Myth Buster
Chevrolet Impala
1 HARLEY EARL WAS ITS CHIEF DESIGNER
Harley Earl was General Motors’ head of design, noted for his fins and flamboyance. He retired in 1958 after overseeing GM’s 1959 range, so the most iconic second-gen (19591960) Impala, with its folded-over rear batwings, is regarded as one of the last cars he was responsible for. However, after the clay models had been created, Earl was in Europe when the rest of the styling team saw the new rival Chryslers and realised that the Impala needed a revamp. Earl was apparently so shocked that he approved the designs, but after that felt that the place had passed him by.

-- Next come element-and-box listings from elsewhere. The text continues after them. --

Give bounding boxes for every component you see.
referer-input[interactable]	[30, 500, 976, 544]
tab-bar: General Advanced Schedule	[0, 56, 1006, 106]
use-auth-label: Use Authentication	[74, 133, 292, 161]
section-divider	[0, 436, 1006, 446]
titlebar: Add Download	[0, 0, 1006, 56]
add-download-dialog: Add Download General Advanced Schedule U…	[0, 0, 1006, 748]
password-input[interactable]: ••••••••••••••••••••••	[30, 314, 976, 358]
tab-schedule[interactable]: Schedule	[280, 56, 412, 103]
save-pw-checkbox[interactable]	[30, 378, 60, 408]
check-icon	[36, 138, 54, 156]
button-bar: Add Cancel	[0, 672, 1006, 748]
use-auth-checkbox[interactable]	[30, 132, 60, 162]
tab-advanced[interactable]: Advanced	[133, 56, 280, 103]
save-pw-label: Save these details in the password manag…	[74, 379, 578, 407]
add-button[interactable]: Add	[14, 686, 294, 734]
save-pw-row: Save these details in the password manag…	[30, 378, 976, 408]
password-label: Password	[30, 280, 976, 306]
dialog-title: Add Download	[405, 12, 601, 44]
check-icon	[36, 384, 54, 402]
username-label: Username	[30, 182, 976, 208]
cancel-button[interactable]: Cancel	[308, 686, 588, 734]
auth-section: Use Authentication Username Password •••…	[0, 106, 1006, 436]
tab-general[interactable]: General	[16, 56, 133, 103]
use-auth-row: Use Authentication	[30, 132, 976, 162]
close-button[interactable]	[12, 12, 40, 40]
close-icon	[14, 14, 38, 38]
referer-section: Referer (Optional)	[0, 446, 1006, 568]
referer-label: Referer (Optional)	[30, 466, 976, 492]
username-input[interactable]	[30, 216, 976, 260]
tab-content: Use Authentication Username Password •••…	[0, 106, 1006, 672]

2 IT DID 300MPH WITH JET POWER
A 1967 Impala is the centre of one of the greatest automobile urban legends – about how a driver in Arizona apparently attached a JATO ( Jet-Assisted Take-Off ) rocket to one, ignited it, and then travelled 3.9 miles at speeds of between 250 and 300mph before slamming into a mountain, airborne, at a height of 125 feet. Which presumably didn’t do wonders for hi. Or the Chevy. It’s completely false. The Arizona Department of Public Safety investigated – and quashed – the rumour in 1996. US TV programme MythBusters tried to recreate the stunt; its Impala got nowhere near 300mph and didn’t take off. Two later attempts also failed.
3 IT WOULD LIFT OFF
Designed without a wind tunnel, the secondgeneration Impala’s rear bat wings allegedly made the car so aerodynamically unstable that its rear end was prone to lifting even at quite moderate speeds. In 2005, this theory was found to have no truth, having being comprehensively debunked in a GM wind tunnel.